When I was young my DF praised my intelligence and told me I could do anything. It was my DM who used the "be good, sweet maid, and let who will be clever" quote. Weird, really, as she was a HCP who went back to work as a married woman in the 70s when it was unusual.

BjornAgain81 · 11/07/2019 18:13

That women have managed to do what they have done under conditions of such oppression ( 2 of us getting killed every week, millions of girls aborted around the world ) makes women all the more amazing.

I certainly believe that the lack of opportunity given to women (barred from education in the past etc) has likely skewed the statistics and wasted much opportunity. However, I'm not sure that two out of 32 million women being killed weekly is a factor in this if I'm honest. I think they're separate issues.
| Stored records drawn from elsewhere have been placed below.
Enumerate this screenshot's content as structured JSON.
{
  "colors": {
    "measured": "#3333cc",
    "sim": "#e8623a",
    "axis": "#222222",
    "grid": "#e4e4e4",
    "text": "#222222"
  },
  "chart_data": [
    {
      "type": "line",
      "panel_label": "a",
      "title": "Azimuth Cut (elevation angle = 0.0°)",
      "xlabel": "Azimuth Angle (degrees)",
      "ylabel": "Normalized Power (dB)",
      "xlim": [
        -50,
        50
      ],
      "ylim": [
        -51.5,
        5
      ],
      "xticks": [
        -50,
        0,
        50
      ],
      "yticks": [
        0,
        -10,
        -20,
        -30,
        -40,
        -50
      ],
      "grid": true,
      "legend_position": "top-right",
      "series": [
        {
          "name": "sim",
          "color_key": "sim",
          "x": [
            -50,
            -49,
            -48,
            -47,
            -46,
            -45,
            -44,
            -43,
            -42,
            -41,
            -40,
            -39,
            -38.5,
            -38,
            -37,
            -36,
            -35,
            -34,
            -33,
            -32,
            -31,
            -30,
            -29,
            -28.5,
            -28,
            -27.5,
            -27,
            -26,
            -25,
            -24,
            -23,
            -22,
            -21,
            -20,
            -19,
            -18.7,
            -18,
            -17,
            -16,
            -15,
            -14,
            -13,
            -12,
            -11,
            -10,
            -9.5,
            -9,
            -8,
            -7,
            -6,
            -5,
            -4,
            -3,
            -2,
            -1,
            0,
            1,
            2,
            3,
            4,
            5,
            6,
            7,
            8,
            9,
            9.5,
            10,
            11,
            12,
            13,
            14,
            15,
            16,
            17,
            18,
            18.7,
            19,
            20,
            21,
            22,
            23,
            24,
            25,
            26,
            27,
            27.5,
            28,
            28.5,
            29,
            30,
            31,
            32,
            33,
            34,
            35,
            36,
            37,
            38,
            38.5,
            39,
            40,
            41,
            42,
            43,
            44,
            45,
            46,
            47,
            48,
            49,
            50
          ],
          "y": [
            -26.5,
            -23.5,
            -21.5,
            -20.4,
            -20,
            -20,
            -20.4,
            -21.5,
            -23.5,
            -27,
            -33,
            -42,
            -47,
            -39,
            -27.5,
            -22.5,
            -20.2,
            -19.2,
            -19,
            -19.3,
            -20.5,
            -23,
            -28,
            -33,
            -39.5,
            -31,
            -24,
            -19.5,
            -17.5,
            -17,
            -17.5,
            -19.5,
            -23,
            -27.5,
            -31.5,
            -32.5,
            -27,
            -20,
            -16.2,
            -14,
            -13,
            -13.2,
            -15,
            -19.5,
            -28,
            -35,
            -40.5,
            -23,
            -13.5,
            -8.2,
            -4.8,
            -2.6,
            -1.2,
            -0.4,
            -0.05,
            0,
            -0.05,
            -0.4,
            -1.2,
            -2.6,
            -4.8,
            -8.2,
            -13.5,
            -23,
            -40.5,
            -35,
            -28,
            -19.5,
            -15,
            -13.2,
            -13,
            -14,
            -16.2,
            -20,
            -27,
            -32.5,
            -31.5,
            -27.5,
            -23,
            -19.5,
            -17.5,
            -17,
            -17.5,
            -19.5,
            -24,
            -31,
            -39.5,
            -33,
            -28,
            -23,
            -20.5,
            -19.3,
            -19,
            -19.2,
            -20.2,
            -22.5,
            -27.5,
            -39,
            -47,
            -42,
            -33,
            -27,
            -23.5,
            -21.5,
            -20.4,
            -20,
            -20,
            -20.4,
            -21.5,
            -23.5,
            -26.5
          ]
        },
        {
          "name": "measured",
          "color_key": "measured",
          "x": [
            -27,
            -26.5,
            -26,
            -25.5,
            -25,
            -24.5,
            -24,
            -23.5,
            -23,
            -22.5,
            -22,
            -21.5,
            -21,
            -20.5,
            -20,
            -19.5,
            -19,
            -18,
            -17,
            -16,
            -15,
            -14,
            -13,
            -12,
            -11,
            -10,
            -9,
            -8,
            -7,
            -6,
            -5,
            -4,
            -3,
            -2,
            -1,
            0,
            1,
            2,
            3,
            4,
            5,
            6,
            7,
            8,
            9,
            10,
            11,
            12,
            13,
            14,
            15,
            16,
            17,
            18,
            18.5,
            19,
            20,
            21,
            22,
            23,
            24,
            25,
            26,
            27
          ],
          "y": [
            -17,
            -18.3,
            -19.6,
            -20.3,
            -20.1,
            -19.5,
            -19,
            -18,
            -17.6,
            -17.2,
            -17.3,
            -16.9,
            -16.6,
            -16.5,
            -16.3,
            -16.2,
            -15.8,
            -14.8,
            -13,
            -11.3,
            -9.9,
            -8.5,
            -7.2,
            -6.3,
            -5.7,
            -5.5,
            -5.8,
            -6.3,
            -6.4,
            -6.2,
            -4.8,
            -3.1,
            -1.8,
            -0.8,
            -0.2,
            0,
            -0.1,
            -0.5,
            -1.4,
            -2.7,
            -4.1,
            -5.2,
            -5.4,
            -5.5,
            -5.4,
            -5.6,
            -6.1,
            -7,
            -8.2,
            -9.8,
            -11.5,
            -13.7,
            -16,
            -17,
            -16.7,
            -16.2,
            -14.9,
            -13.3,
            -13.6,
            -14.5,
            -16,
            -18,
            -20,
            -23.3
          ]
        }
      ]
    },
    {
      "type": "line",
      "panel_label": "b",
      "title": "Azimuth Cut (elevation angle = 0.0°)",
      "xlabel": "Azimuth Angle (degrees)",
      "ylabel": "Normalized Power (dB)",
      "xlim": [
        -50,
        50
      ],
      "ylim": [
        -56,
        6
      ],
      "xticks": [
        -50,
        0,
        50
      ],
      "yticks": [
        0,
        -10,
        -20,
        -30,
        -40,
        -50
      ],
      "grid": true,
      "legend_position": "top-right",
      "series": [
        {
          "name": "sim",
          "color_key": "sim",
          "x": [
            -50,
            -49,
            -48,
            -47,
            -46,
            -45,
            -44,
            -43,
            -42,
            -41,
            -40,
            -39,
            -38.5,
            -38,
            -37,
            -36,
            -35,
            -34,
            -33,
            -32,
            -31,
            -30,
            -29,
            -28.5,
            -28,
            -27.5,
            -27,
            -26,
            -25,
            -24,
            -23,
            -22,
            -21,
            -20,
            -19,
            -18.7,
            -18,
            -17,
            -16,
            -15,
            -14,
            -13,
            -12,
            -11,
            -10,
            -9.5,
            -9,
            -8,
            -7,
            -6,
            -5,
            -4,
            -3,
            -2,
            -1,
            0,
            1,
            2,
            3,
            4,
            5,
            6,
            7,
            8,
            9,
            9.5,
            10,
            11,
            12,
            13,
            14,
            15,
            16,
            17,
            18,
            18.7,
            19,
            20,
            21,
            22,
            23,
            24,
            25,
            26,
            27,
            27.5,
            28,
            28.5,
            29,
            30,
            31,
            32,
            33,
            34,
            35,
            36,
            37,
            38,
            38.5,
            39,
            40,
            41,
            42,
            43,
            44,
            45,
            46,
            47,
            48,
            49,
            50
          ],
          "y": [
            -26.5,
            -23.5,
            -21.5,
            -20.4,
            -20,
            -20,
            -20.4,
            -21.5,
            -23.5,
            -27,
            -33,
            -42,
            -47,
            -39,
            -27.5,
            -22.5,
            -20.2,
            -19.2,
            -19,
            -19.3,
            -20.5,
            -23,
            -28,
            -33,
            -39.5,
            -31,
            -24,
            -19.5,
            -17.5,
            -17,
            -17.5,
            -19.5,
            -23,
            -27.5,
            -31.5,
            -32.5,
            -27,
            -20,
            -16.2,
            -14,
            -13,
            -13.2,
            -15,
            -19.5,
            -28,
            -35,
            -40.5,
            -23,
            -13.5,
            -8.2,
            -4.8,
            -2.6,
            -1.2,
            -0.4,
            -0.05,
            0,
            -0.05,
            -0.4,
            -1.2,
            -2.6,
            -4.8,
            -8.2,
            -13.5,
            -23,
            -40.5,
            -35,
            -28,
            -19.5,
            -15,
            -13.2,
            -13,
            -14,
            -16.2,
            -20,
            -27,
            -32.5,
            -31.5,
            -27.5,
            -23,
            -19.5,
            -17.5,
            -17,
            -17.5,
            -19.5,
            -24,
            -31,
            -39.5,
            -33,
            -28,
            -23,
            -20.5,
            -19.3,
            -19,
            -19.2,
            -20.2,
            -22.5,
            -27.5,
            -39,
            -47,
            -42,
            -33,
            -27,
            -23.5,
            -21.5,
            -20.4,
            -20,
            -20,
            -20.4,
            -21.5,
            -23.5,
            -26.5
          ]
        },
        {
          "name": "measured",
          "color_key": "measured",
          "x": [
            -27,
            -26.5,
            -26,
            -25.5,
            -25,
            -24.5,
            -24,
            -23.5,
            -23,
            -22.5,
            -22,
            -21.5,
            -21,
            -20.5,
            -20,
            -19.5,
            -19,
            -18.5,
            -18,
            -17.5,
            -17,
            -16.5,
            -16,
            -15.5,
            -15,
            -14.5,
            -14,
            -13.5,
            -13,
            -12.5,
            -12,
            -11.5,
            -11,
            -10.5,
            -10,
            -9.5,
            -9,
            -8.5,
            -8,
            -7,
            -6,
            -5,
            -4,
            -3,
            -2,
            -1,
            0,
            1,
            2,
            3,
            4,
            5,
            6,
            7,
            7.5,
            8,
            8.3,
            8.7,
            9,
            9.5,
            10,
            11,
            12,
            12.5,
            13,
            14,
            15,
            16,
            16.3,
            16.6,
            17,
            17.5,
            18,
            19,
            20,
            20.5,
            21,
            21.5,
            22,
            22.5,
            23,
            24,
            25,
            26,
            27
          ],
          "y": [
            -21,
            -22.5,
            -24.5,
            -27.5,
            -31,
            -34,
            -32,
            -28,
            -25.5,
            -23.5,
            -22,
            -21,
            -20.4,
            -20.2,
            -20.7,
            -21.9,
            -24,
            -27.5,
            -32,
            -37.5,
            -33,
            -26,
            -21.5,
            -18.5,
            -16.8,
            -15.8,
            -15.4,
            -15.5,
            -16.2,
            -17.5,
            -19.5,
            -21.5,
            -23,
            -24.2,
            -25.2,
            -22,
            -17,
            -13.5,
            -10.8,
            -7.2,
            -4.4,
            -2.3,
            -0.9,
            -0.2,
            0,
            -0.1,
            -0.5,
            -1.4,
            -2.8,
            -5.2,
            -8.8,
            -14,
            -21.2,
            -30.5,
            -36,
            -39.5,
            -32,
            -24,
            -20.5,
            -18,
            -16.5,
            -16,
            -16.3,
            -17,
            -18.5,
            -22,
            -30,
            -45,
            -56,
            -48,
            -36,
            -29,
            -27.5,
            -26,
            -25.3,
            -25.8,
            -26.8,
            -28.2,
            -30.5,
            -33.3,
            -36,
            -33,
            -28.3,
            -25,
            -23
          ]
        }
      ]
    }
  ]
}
PackingSoapAndWater · 11/07/2019 18:33

Interesting...

I've never gone across this at all, and I wonder if it is something to do with growing up in a northern ex-industrial town where women worked in the mills and factories, both as single and married women, starting as far back as the late 18th century.

It's very hard to have a culture where women are perceived as stupid when you've a mill floor full of females operating complex weaving machinery.

PackingSoapAndWater · 11/07/2019 18:34

Never come across this. Blush

Goosefoot · 11/07/2019 18:34

A woman invented beer is rather misleading. No one knows who invented beer, if you can even put a pin in it as it was likely rather more of an organic development. But it isn't possible to rule out a man being the "inventor".

Women used to do the baking, and the brewing that was an extension of that. It was all part of traditional women's work.